One of my scariest moments as a crime reporter in the 1990s was being shot at by a gangster in the Cape Flats. I was driving alone in a gang-infested suburb when a young boy, who couldn’t have been 13 years old, suddenly stepped out of a group and pointed a gun at me as I drew to a stop at an intersection. As he readied to pull the trigger I put my head down below the dashboard and drove, like a blind person, at speed across the intersection, thinking I had a better chance of surviving a car crash than the young boy’s bullet. Miraculously, I got through the traffic unscathed. That was just one of many close brushes I had with gangsters. Not all were violent towards me; I was invited for tea on several occasions with a hardened gangland boss, who would update me on the nuances of the turf wars between various groups. I was in his contact book and he was kind enough to call me periodically to give me the heads-up on murders that I’d missed, or read incorrectly, in my daily crime wrap. Nothing has changed since then, it seems, with gangsters ruling the roost and terrorising residents just as they always have in the Western Cape. New premier Alan Winde explains why he has called in soldiers to bring some calm to the province. – Jackie Cameron
Western Cape Premier Alan Winde has defended a decision to enlist the military to police gang-infested areas. With 2,500 people murdered in the Western Cape this year, and most of them in nine of 10 gang-related hotspots, it was a necessary move, he told BizNews Radio.
Warring gangs fighting over the drugs trade is out of control and the police service in the province is in a mess, he said.
With only 4,500 police officers in the province, and with control over policing largely in Pretoria and not the provincial government, and infighting within the South African Police Service getting in the way of service delivery, the Western Cape premier seems to have had no choice but to bring in soldiers.
“We need more control at a provincial level…we don’t even have a system where police would formally engage or report to us,” he said.
The murder rate in the Western Cape is as high as it was in 1996, and double what it is in the rest of the country.

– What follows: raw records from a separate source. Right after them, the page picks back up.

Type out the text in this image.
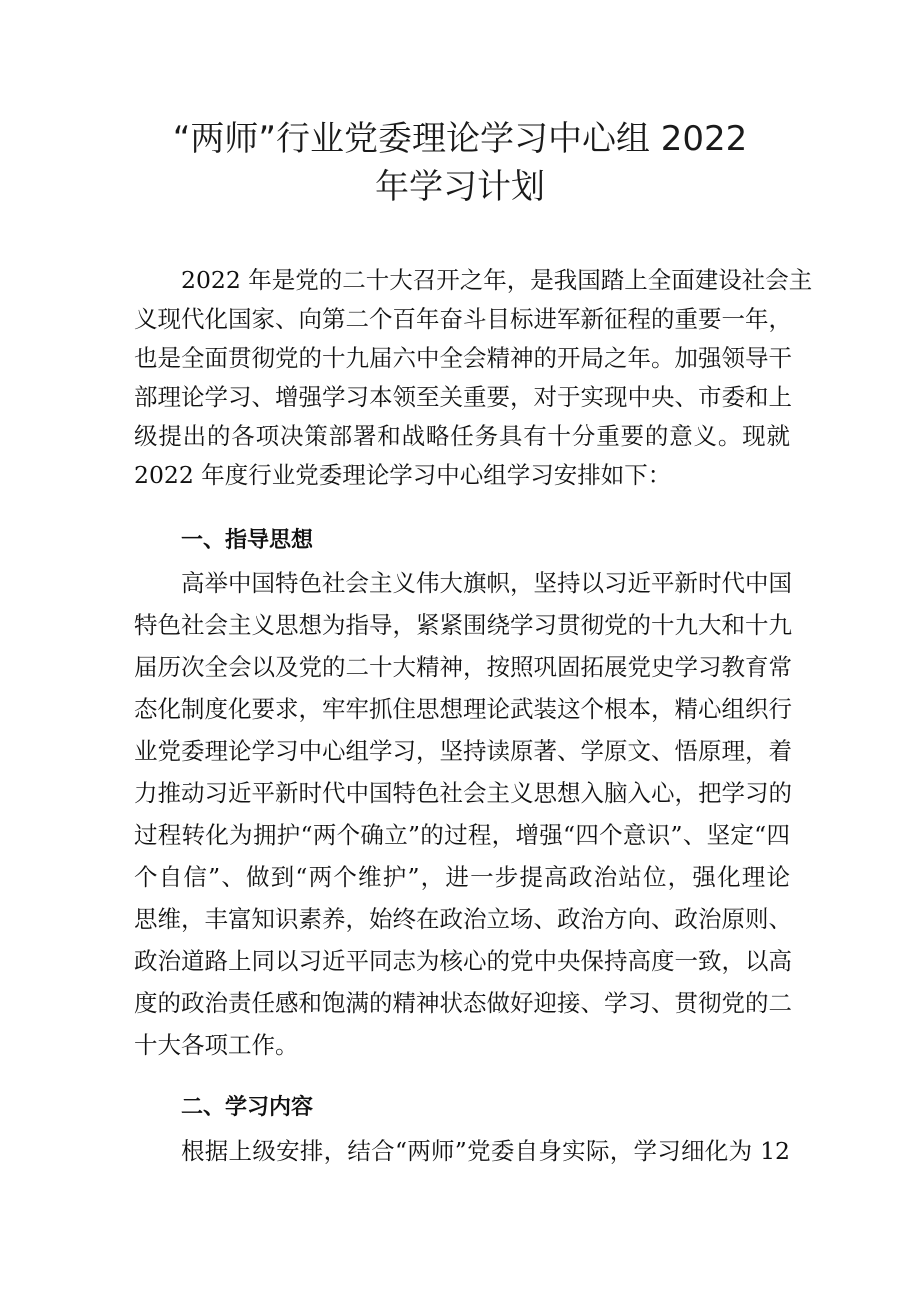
“两师”行业党委理论学习中心组 2022
年学习计划
2022 年是党的二十大召开之年，是我国踏上全面建设社会主
义现代化国家、向第二个百年奋斗目标进军新征程的重要一年，
也是全面贯彻党的十九届六中全会精神的开局之年。加强领导干
部理论学习、增强学习本领至关重要，对于实现中央、市委和上
级提出的各项决策部署和战略任务具有十分重要的意义。现就
2022 年度行业党委理论学习中心组学习安排如下：
一、指导思想
高举中国特色社会主义伟大旗帜，坚持以习近平新时代中国
特色社会主义思想为指导，紧紧围绕学习贯彻党的十九大和十九
届历次全会以及党的二十大精神，按照巩固拓展党史学习教育常
态化制度化要求，牢牢抓住思想理论武装这个根本，精心组织行
业党委理论学习中心组学习，坚持读原著、学原文、悟原理，着
力推动习近平新时代中国特色社会主义思想入脑入心，把学习的
过程转化为拥护“两个确立”的过程，增强“四个意识”、坚定“四
个自信”、做到“两个维护”，进一步提高政治站位，强化理论
思维，丰富知识素养，始终在政治立场、政治方向、政治原则、
政治道路上同以习近平同志为核心的党中央保持高度一致，以高
度的政治责任感和饱满的精神状态做好迎接、学习、贯彻党的二
十大各项工作。
二、学习内容
根据上级安排，结合“两师”党委自身实际，学习细化为 12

Crime has a big effect on economic decisions, said Winde. Congestion is also an issue, he said, pointing out that these are anchored in national decision-making spaces.
“We’ve got the military but we also have an anti-gang unit.”
Top management of the provincial structure are at each other’s throats.
Winde expects the strong military presence to be a temporary solution to the long-term, complex problem of gang-related violence in the province. The initial commitment is for three months.
There is “definitely a greater commitment post the election from the President, from the Minister of Police, saying we’ve got to look at how we make the province safer.”
Gangs have been part of the Western Cape for a very long time and is very complex, linked to poverty and the country’s past history, he said.